I recently became very interested in prime numbers and tried making programs to calculate them. I was able to make a sieve of Sundaram program that was able to calculate a million prime numbers in a couple seconds. I believe that's pretty fast, but I wanted better. I went on to try to make a Sieve of Atkin, I slapped together working C++ code in 20 minutes after copying the pseudocode from Wikipedia.

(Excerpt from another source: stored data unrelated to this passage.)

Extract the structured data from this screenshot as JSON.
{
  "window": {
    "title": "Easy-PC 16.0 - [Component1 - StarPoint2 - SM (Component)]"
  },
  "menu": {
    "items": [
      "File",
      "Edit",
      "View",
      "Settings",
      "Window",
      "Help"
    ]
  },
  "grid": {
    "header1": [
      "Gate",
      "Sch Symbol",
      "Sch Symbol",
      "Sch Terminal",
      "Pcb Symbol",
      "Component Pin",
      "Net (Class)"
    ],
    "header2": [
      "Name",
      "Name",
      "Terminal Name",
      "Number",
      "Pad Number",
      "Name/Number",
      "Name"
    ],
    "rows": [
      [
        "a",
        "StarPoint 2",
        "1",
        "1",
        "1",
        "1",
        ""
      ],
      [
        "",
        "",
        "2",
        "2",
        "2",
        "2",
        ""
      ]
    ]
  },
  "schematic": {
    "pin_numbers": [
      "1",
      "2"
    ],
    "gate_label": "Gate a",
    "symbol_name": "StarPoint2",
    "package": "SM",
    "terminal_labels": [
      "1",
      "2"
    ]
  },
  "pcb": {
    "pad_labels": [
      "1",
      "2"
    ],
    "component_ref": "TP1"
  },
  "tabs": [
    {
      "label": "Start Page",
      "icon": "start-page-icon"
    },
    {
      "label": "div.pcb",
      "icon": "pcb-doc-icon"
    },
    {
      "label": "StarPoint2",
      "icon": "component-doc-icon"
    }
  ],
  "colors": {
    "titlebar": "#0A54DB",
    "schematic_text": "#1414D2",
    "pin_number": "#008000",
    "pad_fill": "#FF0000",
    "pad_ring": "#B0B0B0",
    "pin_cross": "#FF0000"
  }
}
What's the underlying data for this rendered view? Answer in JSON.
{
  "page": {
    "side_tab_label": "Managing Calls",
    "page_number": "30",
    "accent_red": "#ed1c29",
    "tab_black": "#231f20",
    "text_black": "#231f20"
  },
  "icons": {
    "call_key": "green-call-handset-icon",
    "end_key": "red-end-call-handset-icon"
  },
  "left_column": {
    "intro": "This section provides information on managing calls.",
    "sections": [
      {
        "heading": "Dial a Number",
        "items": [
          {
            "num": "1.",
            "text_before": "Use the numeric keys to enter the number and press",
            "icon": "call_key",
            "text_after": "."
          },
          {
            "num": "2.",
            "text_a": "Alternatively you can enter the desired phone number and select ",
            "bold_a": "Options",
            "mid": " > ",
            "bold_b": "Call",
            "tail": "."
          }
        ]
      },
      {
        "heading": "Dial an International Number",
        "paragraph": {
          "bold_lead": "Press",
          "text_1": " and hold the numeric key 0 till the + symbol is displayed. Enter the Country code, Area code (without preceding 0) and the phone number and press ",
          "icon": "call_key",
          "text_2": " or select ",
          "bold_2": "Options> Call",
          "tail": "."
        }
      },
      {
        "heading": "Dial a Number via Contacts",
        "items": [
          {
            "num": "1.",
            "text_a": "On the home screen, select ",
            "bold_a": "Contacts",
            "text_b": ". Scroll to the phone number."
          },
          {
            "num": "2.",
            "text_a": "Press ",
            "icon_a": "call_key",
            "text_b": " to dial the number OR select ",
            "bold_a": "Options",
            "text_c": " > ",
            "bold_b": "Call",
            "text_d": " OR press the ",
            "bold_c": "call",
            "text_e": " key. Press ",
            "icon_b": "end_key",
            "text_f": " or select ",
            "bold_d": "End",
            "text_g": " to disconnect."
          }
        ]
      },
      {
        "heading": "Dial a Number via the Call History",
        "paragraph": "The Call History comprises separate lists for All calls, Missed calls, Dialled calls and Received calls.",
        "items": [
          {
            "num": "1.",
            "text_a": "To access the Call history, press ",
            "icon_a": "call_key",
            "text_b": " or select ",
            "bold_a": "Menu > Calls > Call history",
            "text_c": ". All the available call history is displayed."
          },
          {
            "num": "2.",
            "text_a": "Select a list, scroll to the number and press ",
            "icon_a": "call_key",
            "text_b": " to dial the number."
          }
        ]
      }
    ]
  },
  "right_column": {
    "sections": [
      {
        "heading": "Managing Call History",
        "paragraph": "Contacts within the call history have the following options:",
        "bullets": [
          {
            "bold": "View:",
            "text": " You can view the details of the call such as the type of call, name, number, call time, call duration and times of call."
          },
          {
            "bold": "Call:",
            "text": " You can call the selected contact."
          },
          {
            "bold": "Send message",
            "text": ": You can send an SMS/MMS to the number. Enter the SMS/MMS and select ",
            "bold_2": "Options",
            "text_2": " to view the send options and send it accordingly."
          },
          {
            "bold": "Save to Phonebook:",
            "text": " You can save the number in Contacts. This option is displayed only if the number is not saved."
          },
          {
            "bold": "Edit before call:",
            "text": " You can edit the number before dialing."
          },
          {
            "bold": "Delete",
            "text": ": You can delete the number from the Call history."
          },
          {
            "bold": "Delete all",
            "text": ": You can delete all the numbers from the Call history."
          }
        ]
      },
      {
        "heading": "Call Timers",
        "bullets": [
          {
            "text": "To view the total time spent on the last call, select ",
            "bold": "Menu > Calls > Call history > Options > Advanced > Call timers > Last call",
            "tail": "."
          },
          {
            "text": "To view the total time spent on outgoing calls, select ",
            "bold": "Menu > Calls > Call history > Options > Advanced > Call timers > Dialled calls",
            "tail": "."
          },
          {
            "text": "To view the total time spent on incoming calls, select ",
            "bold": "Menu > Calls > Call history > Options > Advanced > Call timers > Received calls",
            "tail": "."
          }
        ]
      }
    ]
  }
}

I knew that it wouldn't be perfect because after all, its pseudocode. I was expecting at least better times than my Sundaram Sieve though, but I was so wrong. It's very very slow. I have looked it over many times but I cannot find any significant changes that could be made. When looking at my code remember, I know it's inefficient, I know I used system commands, I know it's all over the place, but this isn't a project or anything important, it's for me.
#include <iostream>
#include <fstream>
#include <time.h>
#include <Windows.h>
#include <vector>
using namespace std;
int main(){
float limit;
float slimit;
long int n;
int counter = 0;
int squarenum;
int starttime;
int endtime;
vector <bool> primes;
ofstream save;
save.open("primes.txt");
save.clear();
cout << "Find all primes up to: " << endl;
cin >> limit;
slimit = sqrt(limit);
primes.resize(limit);
starttime = time(0);
// sets all values to false
for (int i = 0; i < limit; i++){
primes[i] = false;
}
//puts in possible primes
for (int x = 1; x <= slimit; x++){
for (int y = 1; y <= slimit; y++){
n = (4*x*x) + (y*y);
if (n <= limit && (n%12 == 1 || n%12 == 5)){
primes[n] = !primes[n];
}
n = (3*x*x) + (y*y);
if (n <= limit && n% 12 == 7){
primes[n] = !primes[n];
}
n = (3*x*x) - (y*y);
if ( x > y && n <= limit && n%12 == 11){
primes[n] = !primes[n];
}
}
}
//square number mark all multiples not prime
for (float i = 5; i < slimit; i++){
if (primes[i] == true){
for (long int k = i*i; k < limit; k = k + (i*i)){
primes[k] = false;
}
}
}
endtime = time(0);
cout << endl << "Calculations complete, saving in text document" << endl;
// loads to document
for (int i = 0 ; i < limit ; i++){
if (primes[i] == true){
save << counter << ") " << i << endl;
counter++;
}
}
save << "Found in " << endtime - starttime << " seconds" << endl;
save.close();
system("primes.txt");
system ("Pause");
return 0;
}
This isn't exactly an answer (IMO, you've already gotten an answer in the comments), but a quick standard for comparison. A sieve of Eratosthenes should find a million primes in well under a second on a reasonably modern machine.
#include <vector>
#include <iostream>
#include <time.h>
unsigned long primes = 0;
int main() {
// empirically derived limit to get 1,000,000 primes
int number = 15485865;
clock_t start = clock();
std::vector<bool> sieve(number,false);
sieve[0] = sieve[1] = true;
for(int i = 2; i<number; i++) {
if(!sieve[i]) {
++primes;
for (int temp = 2*i; temp<number; temp += i)
sieve[temp] = true;
}
}
clock_t stop = clock();
std::cout.imbue(std::locale(""));
std::cout << "Total primes: " << primes << "\n";
std::cout << "Time: " << double(stop - start) / CLOCKS_PER_SEC << " seconds\n";
return 0;
}
Running this on my laptop, I get a result of:
Total primes: 1000000
Time: 0.106 seconds
Obviously, speed will vary somewhat with processor, clock speed, etc., but with anything reasonably modern, I'd still expect a time of less than a second. Of course, if you decide to write the primes out to a file, you can expect that to add some time, but even with that I'd expect a total time under a second--with my laptop's relatively slow hard drive, writing out the numbers only gets the total up to about 0.6 seconds.
vector is a bitset. It is expensive to update bitset values that are not in cache. Try vector, it is much cheaper to write to.